Using a mouse model of inflammatory arthritis, they showed that the bioengineered implants not only provided a non-invasive luminescent readout of disease severity, but also significantly mitigated disease severity as measured by joint pain, structural damage, and systemic and local inflammation.

Additional experiments showed that the implants prevented increased pain sensitivity and bone erosions, suggesting, according to the authors, that "the implants provided greater therapeutic benefit as compared to several standard of care treatments."

The authors conclude, "The combination of tissue engineering and synthetic biology promises a range of potential applications for treating chronic diseases via custom-designed cells that express therapeutic transgenes in response to dynamically changing biological signals."

Drs. Guilak and Collins said the team currently is testing a way to turn the implant on and off inside the body, in case a patient needs to stop a drug for a period of time; new biomaterials that would facilitate implantation; and implants that deliver different anti-inflammatory drugs, depending on what's causing the inflammation.

Rheumatologist Dr. John Hardin, a Professor Emeritus in Medicine; in the Department of Microbiology and Immunology; and in Orthopedic Surgery at Montefiore Medical Center in New York City called the study "very exciting" in an email to Reuters Health.

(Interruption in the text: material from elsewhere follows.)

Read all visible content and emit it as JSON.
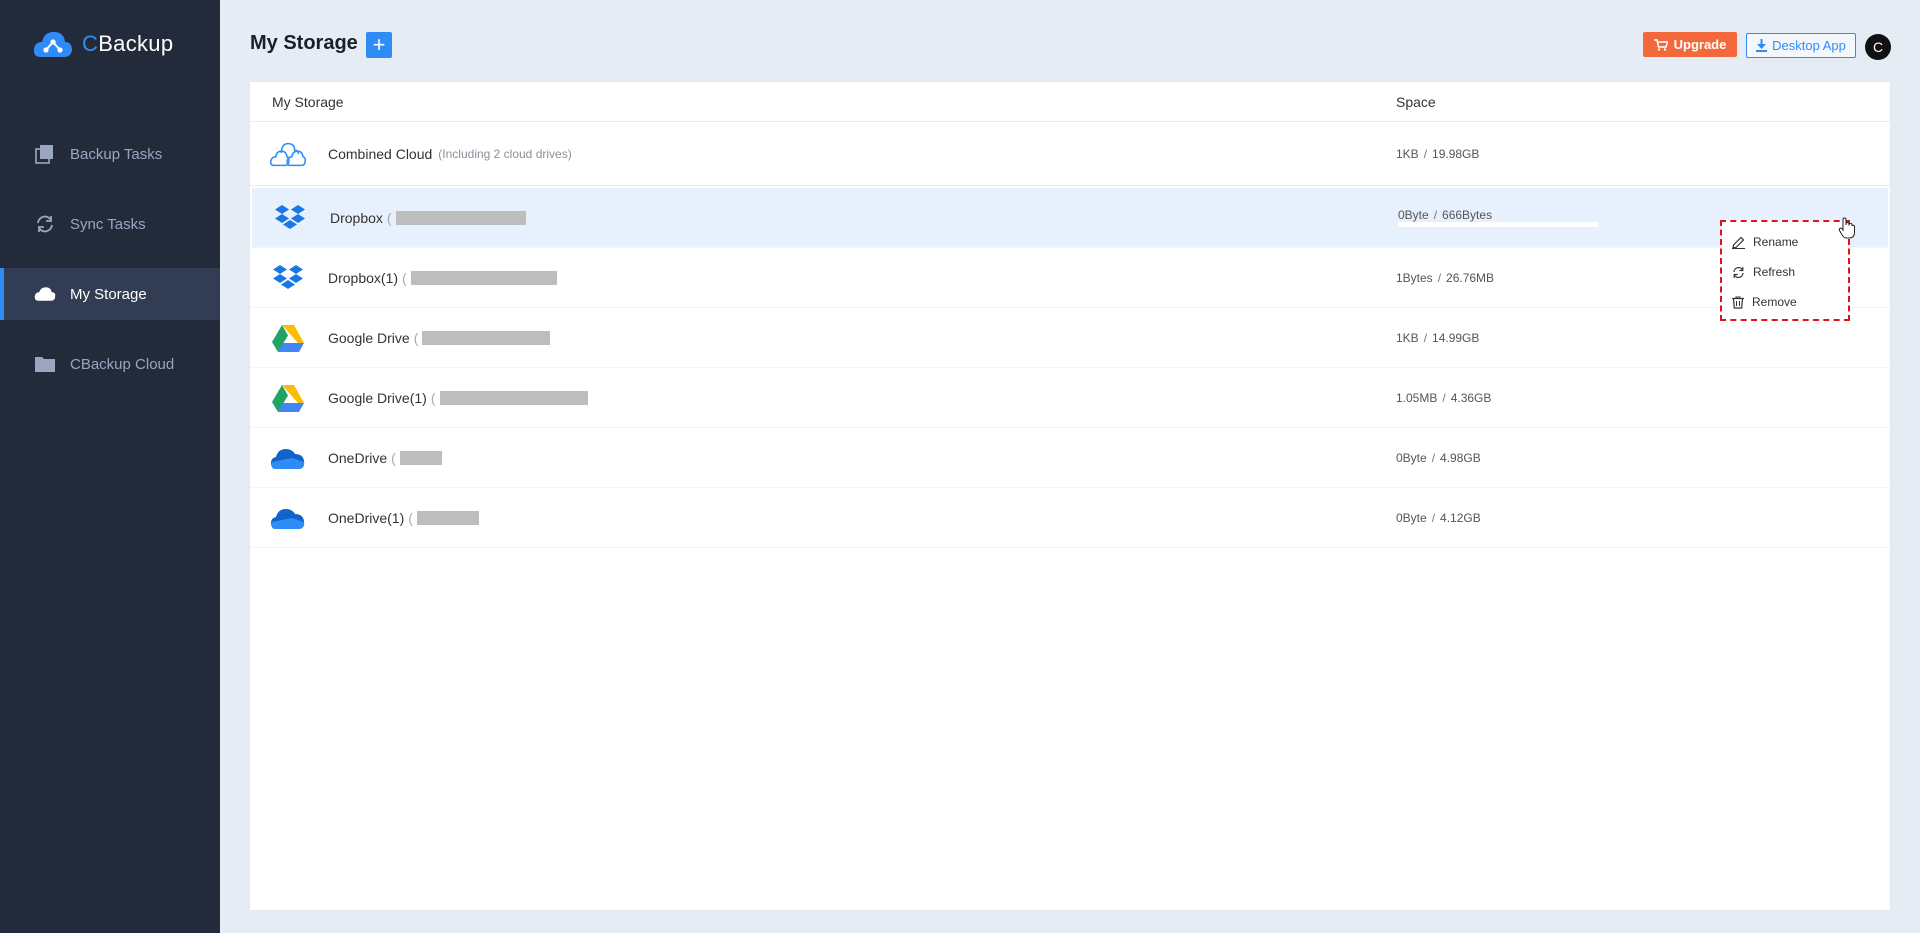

"The present model represents a new approach that enables the body to have its own built-in drug-delivery system that is potentially superior to exogenously administered medications," he said. "It is especially promising for diseases that are characterized by recurrent flare-up. This system potentially can respond before such flares become clinically evident."

One caveat, he noted, is that the study "targets an inflammatory cytokine that is generated in the course of unwanted inflammatory diseases. We do not yet know to what extent such an approach might impair host defenses when these inflammatory cytokines are needed to fight infections or neoplastic diseases."

Nonetheless, he said, "There likely are better ways to administer medications than those currently in use, which mostly require either the patient or the physician to become aware of a disease flare for the medication to applied."